Good brands tell stories. Great brands help customers write their own narratives.

Humans have a fundamental drive to find meaning. We live our lives in the form of narratives. Stories allow us to organize and remember events in a coherent fashion. They give us a sense of predictability over our lives (Pennebaker & Seagal, 1999). Not only do we try to make sense of our lives by forming a narrative of them, we also organize our lives to conform to that narrative. 

Brands can play a pivotal role in constructing our social identities. A brand name may signal our identity to the world, add social meaning and help define us within our social groups and also as unique individuals. Whether we wear Gucci, Gap, or Hanes to the party and arrive by Escalade, Prius, Harley, or a Huffy bicycle – these brand choices implicitly and automatically convey our social image. Even NOT choosing a brand portrays an image.

“Consumers care about a brand story insofar as it enhances their own story.”

Brands Create Social Identity & Provide Meaning

  1. Sense-making. Customers simply want to make sense of their life experiences. Stories serve as the cohesive glue which binds together disparate information so it may be more easily remembered.

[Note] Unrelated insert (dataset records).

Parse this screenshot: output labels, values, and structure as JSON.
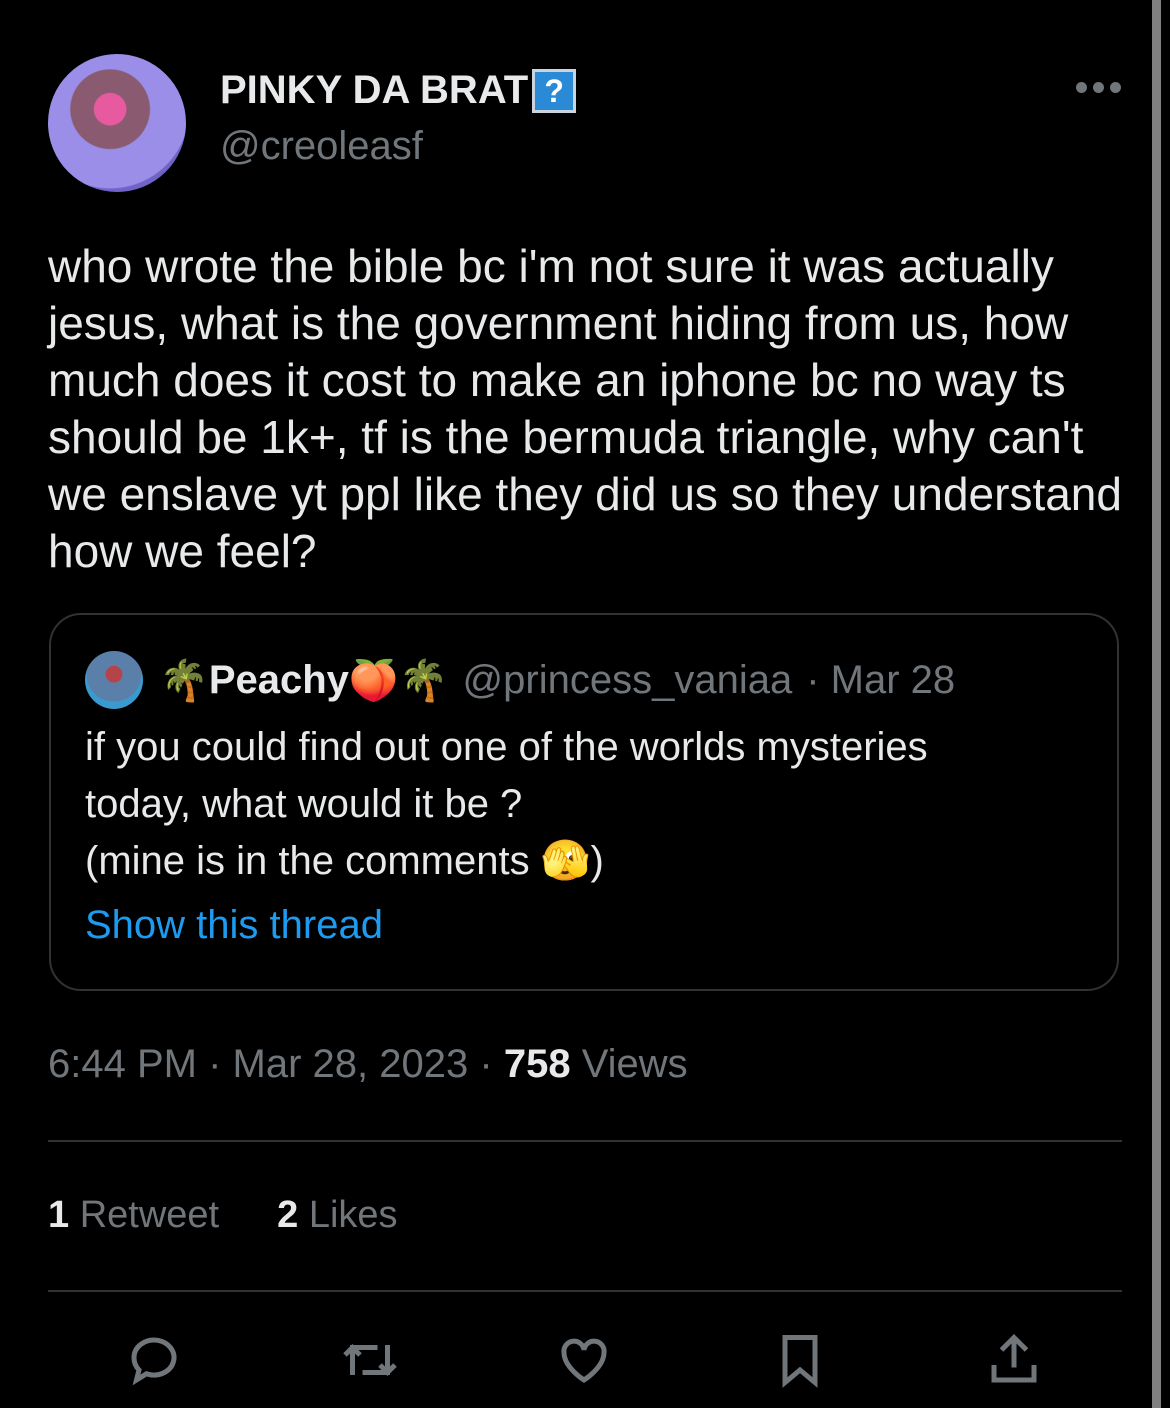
{
  "author": {
    "name": "PINKY DA BRAT",
    "badge": "?",
    "handle": "@creoleasf"
  },
  "tweet": {
    "text": "who wrote the bible bc i'm not sure it was actually jesus, what is the government hiding from us, how much does it cost to make an iphone bc no way ts should be 1k+, tf is the bermuda triangle, why can't we enslave yt ppl like they did us so they understand how we feel?"
  },
  "quote": {
    "name_prefix": "🌴",
    "name": "Peachy",
    "name_suffix": "🍑🌴",
    "handle": "@princess_vaniaa",
    "date": "· Mar 28",
    "lines": [
      "if you could find out one of the worlds mysteries",
      "today, what would it be ?",
      "(mine is in the comments 🫣)"
    ],
    "show_thread": "Show this thread"
  },
  "meta": {
    "time": "6:44 PM",
    "sep1": "·",
    "date": "Mar 28, 2023",
    "sep2": "·",
    "views_count": "758",
    "views_label": "Views"
  },
  "stats": {
    "retweets_count": "1",
    "retweets_label": "Retweet",
    "likes_count": "2",
    "likes_label": "Likes"
  },
  "colors": {
    "background": "#000000",
    "link": "#1d9bf0",
    "secondary_text": "#71767b",
    "border": "#2f3336"
  },
  "icons": [
    "reply-icon",
    "retweet-icon",
    "like-icon",
    "bookmark-icon",
    "share-icon",
    "more-icon"
  ]
}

Stories simplify complexity and help people extract meaning from a chaotic world.
  2. Provide Purpose. Purpose connects our present to our futures. It is the motivational force that stimulates goals, manages our behaviors and provides a sense of meaning. People want to perceive their current activities in relation to their future outcomes.
  3. Significance. When customers look back at their life decisions they want to see and feel value having lived their life.

3 Features of Successful Narratives & Meaning Making

Brands should drive individual sense-making. From the brand perspective it is all about helping consumers connect dots in their lives. Brands need to fit their stories within customers’ narratives, providing stepping stones from one purchase to the next.

  1. Remove Consumption Complexity: Remove confusion, complexity and challenge in the consumption process. Customers do not want to feel like life is putting together an IKEA table. Make the shopping experience, the communication and consumption cognitively fluent. Generally speaking, the less thinking, the better.
  2. Customer-Oriented Stories: Help consumers connect the dots between their lives and the brand and products. Stories should structure, organize and sequence the narrative trajectory of a customer. For example, brands can connect the past (nostalgia) with current product consumption to future aspirations, goals, and meaning. 
  3. Brand Synergies: A customer’s social identity is made up of multiple brand choices. For example, one may go big with Gucci clothing but grocery shop at Walmart. The point is, brands should identify and segment not only their customers but connect the dots with broader brand consumption patterns to reveal true identities and where customers cultivate meaning. 

KEY TAKEAWAY: Customers reside at the epicenter of storytelling. The extent to which a brand can help customers cultivate meaning in his/her broader life by purchasing, consuming and sharing your brand and products the stronger your storytelling will resonate.